As a native Russian I believe a misguided U.S. policy vis-a-vis Russia during the last 20 years -- especially when the US spearheaded NATO expansion up to the Russian borders -- has become today a factor blocking an effective U.S. policy vis-a-vis China. It turned out it's all connected. An effective strategy is impossible without Russia which is engaged by the U.S., at least not painted black gratuitously. But this is exactly what he does. I disagree with his image of Russia. For him the Russians are always perverted or at least like the little children: they `always evaluate the motives of others in exclusively Russian terms'. The Russians ostensibly mirror-image the foreign motives negatively. So does China. For Mr. Luttwak China even more so.

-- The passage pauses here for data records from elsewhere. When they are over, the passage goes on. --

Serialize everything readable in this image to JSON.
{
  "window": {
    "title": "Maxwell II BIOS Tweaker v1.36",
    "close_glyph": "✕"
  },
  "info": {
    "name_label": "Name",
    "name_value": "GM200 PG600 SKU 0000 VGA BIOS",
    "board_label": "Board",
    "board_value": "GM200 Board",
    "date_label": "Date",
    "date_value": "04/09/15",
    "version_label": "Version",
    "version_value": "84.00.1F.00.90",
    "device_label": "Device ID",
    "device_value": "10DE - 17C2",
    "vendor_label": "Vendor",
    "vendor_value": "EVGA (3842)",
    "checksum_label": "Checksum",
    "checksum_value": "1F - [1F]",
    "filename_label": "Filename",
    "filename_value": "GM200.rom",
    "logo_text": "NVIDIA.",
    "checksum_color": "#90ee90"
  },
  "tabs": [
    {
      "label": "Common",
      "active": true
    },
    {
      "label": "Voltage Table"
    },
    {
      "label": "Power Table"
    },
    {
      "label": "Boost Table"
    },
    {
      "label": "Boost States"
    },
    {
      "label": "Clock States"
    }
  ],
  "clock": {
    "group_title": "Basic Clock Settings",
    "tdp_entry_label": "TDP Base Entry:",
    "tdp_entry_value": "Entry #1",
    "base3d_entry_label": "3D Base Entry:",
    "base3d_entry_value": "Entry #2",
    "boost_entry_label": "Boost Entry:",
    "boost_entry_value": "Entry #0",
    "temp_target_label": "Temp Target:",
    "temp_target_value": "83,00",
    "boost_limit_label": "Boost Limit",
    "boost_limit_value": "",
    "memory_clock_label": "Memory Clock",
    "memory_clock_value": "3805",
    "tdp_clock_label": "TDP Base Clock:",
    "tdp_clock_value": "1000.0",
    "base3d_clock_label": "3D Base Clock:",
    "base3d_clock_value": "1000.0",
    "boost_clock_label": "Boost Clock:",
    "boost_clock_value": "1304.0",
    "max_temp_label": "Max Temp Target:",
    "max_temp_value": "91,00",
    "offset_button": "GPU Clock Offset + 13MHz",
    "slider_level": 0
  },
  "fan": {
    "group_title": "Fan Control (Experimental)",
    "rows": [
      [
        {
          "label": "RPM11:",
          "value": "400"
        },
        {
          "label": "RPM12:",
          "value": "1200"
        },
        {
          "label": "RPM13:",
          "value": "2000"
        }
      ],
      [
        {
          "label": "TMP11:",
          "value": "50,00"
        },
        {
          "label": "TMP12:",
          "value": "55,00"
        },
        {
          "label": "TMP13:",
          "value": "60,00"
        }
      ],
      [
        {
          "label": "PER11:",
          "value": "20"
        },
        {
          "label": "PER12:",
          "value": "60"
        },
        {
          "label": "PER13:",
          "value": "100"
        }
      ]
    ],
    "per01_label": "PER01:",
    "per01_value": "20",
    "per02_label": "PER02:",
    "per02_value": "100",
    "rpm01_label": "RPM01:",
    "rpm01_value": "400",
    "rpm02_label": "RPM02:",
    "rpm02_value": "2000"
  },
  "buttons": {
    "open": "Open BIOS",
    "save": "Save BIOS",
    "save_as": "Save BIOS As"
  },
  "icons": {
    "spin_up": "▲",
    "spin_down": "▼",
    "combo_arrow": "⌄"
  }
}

Luttwak writes that for the Americans the goal of NATO expansion was to `stabilize fragile new democracies' in the Eastern Europe, but the Russians viewed NATO's enlargement as `a calculatedly hostile American move'. I disagree with this caricature. The Russians were disappointed, yes, but also some American realists and neo-realists who disapproved the U.S. policies to maintain the forward-deployed military power which would guarantee to make enemies of the Russians and complicate things for the Americans. For example, George Kennan considered NATO expansion a big mistake. The Russians, like Kennan and other old-school conservative realists and even skeptical liberals, thought America should pursue the strategy of `offshore balancer'. But the U.S. chose the preponderance of power and the strategy of multi-regional hegemony. The result is suspicious Russia and disarray in the U.S. Chinese policy. This strategy is wrong. Even more to the point, America cannot afford it. I don't recommend the book, I think it is a sop to those in power who are unwilling or unable to re-think American strategy today.